Comment les États-Unis bloquent l’exode des migrants d’Amérique Centrale (2/4)
Ce deuxième article est une chronique sur les causes racines de l’immigration contrainte de centaines de milliers de centraméricains. Pour cela, nous nous sommes rendus au Honduras, principal pays émetteur de migrants depuis le Triangle Nord de l’Amérique Centrale en raison de la violence généralisée. Dès le départ, les États-Unis tentent une politique de dissuasion de la migration grâce à un arsenal de publicités et d’annonces rappelant les dangers de la route migratoire. Celles et ceux qui se décident tout de même à partir en caravane affrontent le deuxième versant du contrôle opéré par les États-Unis au niveau régional: le blocage de la frontière sud du Mexique.

La chaleur du mois de septembre accable les habitants de San Pedro Sula, capitale industrielle du Honduras et deuxième plus grande ville du pays centreaméricain. S’épongeant le visage dans son taxi privé, Henry (1) dresse une géographie urbaine de sa ville aux frontières bien différentes de celle de l’État. «Le quartier de La Lima, c’est chaud là-bas. C’est comme le quartier Chamelecón… c’est fou, sanglant.» Il fait une pause en indiquant un quartier au loin, près de l’aéroport. «Mais il n’y a rien de comparable au quartier de La Rivera Hernández. Là-bas, il n'y a pas seulement deux bandes criminelles. Il y a la bande des Gordos, après y’a ceux des Tercereños, puis le gang des Calachanos… et puis il y a le Barrio 18 et la Mara Salvatrucha.»

De cette longue énumération de gangs, les deux derniers sont les plus importants et les plus violents qui opèrent dans les pays du Triangle Nord de l’Amérique Centrale, composé du Honduras, du Salvador et du Guatemala. À travers la vitre du taxi de Henri sont visibles les traces de la désolation laissée par les deux derniers ouragans d’importance qui ont frappé le pays, Iota et Eta, en novembre 2020.

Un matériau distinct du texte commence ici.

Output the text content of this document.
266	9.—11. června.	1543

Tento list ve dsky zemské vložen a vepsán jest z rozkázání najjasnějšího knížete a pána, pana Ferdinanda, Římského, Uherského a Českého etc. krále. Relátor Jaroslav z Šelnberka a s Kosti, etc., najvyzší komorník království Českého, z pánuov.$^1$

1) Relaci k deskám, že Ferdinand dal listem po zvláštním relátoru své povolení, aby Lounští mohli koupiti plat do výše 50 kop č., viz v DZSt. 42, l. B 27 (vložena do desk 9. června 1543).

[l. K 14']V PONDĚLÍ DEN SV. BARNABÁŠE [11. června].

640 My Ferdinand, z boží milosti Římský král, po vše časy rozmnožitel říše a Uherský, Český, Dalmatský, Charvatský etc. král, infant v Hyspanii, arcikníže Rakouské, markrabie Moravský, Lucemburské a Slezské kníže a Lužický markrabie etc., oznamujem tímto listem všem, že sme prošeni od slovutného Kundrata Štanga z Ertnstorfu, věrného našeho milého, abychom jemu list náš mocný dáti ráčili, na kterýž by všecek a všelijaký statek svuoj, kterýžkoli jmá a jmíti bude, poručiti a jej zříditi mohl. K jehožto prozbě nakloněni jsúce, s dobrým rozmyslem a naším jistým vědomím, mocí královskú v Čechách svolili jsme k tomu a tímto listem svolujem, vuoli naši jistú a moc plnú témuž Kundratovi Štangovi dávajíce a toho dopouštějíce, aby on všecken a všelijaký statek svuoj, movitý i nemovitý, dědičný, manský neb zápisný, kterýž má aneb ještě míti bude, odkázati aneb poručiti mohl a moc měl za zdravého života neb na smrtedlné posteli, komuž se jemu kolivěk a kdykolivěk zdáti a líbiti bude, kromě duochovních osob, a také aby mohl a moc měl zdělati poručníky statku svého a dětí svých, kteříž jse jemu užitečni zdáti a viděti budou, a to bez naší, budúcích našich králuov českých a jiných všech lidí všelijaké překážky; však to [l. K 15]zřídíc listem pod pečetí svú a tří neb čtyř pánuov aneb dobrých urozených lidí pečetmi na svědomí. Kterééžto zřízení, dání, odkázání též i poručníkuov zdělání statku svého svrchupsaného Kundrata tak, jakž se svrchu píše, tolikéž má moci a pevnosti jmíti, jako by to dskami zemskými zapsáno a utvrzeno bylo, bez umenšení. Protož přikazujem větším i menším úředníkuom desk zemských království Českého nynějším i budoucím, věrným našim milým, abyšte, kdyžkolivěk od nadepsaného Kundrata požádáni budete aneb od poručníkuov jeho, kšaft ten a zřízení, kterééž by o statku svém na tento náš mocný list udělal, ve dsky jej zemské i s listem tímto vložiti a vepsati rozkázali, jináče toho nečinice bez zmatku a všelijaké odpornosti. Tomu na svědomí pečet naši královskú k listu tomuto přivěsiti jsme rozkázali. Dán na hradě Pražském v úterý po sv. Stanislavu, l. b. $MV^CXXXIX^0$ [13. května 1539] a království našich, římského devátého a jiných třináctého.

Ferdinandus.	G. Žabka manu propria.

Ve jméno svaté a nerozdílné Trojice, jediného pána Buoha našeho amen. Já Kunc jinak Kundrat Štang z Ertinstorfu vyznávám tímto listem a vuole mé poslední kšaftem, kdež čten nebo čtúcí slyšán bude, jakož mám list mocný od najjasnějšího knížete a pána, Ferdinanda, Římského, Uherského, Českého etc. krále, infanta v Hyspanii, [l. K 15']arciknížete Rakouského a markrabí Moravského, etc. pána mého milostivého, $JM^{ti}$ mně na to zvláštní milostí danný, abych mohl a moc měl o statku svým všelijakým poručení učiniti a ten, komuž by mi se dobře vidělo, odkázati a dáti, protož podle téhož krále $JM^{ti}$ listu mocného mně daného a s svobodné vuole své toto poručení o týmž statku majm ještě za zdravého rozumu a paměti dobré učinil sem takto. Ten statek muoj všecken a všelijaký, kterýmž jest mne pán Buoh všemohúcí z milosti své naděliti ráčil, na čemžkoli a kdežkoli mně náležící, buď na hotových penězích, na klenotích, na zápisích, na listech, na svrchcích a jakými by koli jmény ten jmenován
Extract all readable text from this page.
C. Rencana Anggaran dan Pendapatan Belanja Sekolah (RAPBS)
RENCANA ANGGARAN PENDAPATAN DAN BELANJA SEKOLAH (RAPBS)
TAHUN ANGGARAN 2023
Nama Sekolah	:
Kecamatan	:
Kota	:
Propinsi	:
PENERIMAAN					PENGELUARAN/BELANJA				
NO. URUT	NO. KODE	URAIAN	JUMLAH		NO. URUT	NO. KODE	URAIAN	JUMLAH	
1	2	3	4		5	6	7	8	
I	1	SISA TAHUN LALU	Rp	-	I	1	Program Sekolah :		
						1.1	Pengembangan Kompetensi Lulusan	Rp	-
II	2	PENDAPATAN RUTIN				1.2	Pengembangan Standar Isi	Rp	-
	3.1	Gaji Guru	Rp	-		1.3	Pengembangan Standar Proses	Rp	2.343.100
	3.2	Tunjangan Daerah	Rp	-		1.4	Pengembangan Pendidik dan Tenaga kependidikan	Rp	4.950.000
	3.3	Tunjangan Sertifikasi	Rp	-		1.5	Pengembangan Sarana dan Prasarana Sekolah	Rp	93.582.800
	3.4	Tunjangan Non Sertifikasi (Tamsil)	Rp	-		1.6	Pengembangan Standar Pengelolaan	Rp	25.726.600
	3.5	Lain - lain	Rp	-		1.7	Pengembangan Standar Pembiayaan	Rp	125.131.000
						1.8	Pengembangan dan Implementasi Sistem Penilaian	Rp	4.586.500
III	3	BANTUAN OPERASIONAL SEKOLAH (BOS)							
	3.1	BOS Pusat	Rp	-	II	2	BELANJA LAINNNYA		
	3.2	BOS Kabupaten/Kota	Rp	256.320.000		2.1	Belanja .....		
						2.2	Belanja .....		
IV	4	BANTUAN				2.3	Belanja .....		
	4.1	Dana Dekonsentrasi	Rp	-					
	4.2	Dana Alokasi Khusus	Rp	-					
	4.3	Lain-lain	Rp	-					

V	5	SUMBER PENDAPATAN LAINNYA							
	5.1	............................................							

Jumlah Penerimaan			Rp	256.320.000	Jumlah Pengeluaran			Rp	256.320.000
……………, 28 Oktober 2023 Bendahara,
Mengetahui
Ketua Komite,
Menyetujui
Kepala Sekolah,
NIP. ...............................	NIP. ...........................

Les maras sont des bandes criminelles nées dans les années 1980 dans les ghettos de Los Angeles, où s’étaient réfugiés de jeunes migrants du Salvador qui avaient fui la guerre civile (1979-1992). Une fois les conflits centraméricains conclus par des accords de paix dans les années 1990, les États-Unis déportent des milliers de ces criminels vers leur pays sorti exsangue de la guerre. Sur le terreau de la misère, les maras se sont développées dans le reste de la région en proie à la corruption et au trafic de drogue en transit vers les États-Unis. Recrutant parmi les jeunes des quartiers les plus marginalisés, ces bandes extorquent et assassinent dans une logique de contrôle territorial.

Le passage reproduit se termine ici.